Ein spektakuläres Schauspiel erwartet Fluggäste und Besucher des Sheik Rashid Terminals auf dem Dubai International Airport: Fünf schwebende „Ufos“ mit sechs Meter Durchmesser zaubern dank LED-Technologie von Osram Opto Semiconductors phantastische Lichteffekte.

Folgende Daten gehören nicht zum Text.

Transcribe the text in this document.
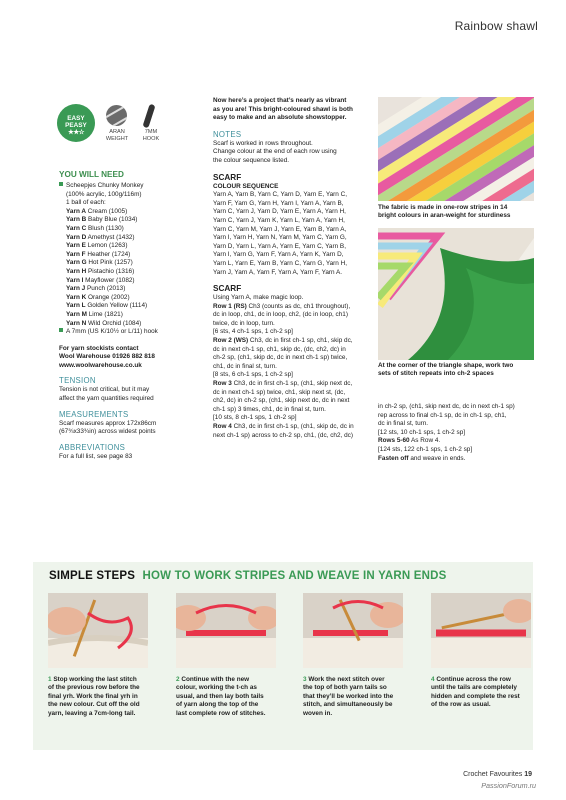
Rainbow shawl
EASY
PEASY
★★☆	ARAN
WEIGHT
7MM
HOOK
YOU WILL NEED
Scheepjes Chunky Monkey
(100% acrylic, 100g/116m)
1 ball of each:
Yarn A Cream (1005)
Yarn B Baby Blue (1034)
Yarn C Blush (1130)
Yarn D Amethyst (1432)
Yarn E Lemon (1263)
Yarn F Heather (1724)
Yarn G Hot Pink (1257)
Yarn H Pistachio (1316)
Yarn I Mayflower (1082)
Yarn J Punch (2013)
Yarn K Orange (2002)
Yarn L Golden Yellow (1114)
Yarn M Lime (1821)
Yarn N Wild Orchid (1084)
A 7mm (US K/10½ or L/11) hook
For yarn stockists contact
Wool Warehouse 01926 882 818
www.woolwarehouse.co.uk
TENSION
Tension is not critical, but it may
affect the yarn quantities required
MEASUREMENTS
Scarf measures approx 172x86cm
(67¾x33¾in) across widest points
ABBREVIATIONS
For a full list, see page 83
Now here’s a project that’s nearly as vibrant
as you are! This bright-coloured shawl is both
easy to make and an absolute showstopper.
NOTES
Scarf is worked in rows throughout.
Change colour at the end of each row using
the colour sequence listed.
SCARF
COLOUR SEQUENCE
Yarn A, Yarn B, Yarn C, Yarn D, Yarn E, Yarn C,
Yarn F, Yarn G, Yarn H, Yarn I, Yarn A, Yarn B,
Yarn C, Yarn J, Yarn D, Yarn E, Yarn A, Yarn H,
Yarn C, Yarn J, Yarn K, Yarn L, Yarn A, Yarn H,
Yarn C, Yarn M, Yarn J, Yarn E, Yarn B, Yarn A,
Yarn I, Yarn H, Yarn N, Yarn M, Yarn C, Yarn G,
Yarn D, Yarn L, Yarn A, Yarn E, Yarn C, Yarn B,
Yarn I, Yarn G, Yarn F, Yarn A, Yarn K, Yarn D,
Yarn L, Yarn E, Yarn B, Yarn C, Yarn G, Yarn H,
Yarn J, Yarn A, Yarn F, Yarn A, Yarn F, Yarn A.
SCARF
Using Yarn A, make magic loop.
Row 1 (RS) Ch3 (counts as dc, ch1 throughout),
dc in loop, ch1, dc in loop, ch2, (dc in loop, ch1)
twice, dc in loop, turn.
[6 sts, 4 ch-1 sps, 1 ch-2 sp]
Row 2 (WS) Ch3, dc in first ch-1 sp, ch1, skip dc,
dc in next ch-1 sp, ch1, skip dc, (dc, ch2, dc) in
ch-2 sp, (ch1, skip dc, dc in next ch-1 sp) twice,
ch1, dc in final st, turn.
[8 sts, 6 ch-1 sps, 1 ch-2 sp]
Row 3 Ch3, dc in first ch-1 sp, (ch1, skip next dc,
dc in next ch-1 sp) twice, ch1, skip next st, (dc,
ch2, dc) in ch-2 sp, (ch1, skip next dc, dc in next
ch-1 sp) 3 times, ch1, dc in final st, turn.
[10 sts, 8 ch-1 sps, 1 ch-2 sp]
Row 4 Ch3, dc in first ch-1 sp, (ch1, skip dc, dc in
next ch-1 sp) across to ch-2 sp, ch1, (dc, ch2, dc)
The fabric is made in one-row stripes in 14
bright colours in aran-weight for sturdiness
At the corner of the triangle shape, work two
sets of stitch repeats into ch-2 spaces
in ch-2 sp, (ch1, skip next dc, dc in next ch-1 sp)
rep across to final ch-1 sp, dc in ch-1 sp, ch1,
dc in final st, turn.
[12 sts, 10 ch-1 sps, 1 ch-2 sp]
Rows 5-60 As Row 4.
[124 sts, 122 ch-1 sps, 1 ch-2 sp]
Fasten off and weave in ends.
SIMPLE STEPS HOW TO WORK STRIPES AND WEAVE IN YARN ENDS
1 Stop working the last stitch
of the previous row before the
final yrh. Work the final yrh in
the new colour. Cut off the old
yarn, leaving a 7cm-long tail.
2 Continue with the new
colour, working the t-ch as
usual, and then lay both tails
of yarn along the top of the
last complete row of stitches.
3 Work the next stitch over
the top of both yarn tails so
that they’ll be worked into the
stitch, and simultaneously be
woven in.
4 Continue across the row
until the tails are completely
hidden and complete the rest
of the row as usual.
Crochet Favourites 19
PassionForum.ru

LED-Module mit Spezialoptiken, die eine enge Lichtbündelung zulassen, eröffnen dem Lichtdesign hier vollkommen neue Möglichkeiten. Durch die geschickte Steuerung des Lichts simulieren die futuristischen Objekte Start und Landung von mehreren Ufos täuschend echt. Die minimalen Abmessungen der Lichtquellen ermöglichen die Anpassung an die extremen Geometrieanforderungen der kreisrunden Elemente.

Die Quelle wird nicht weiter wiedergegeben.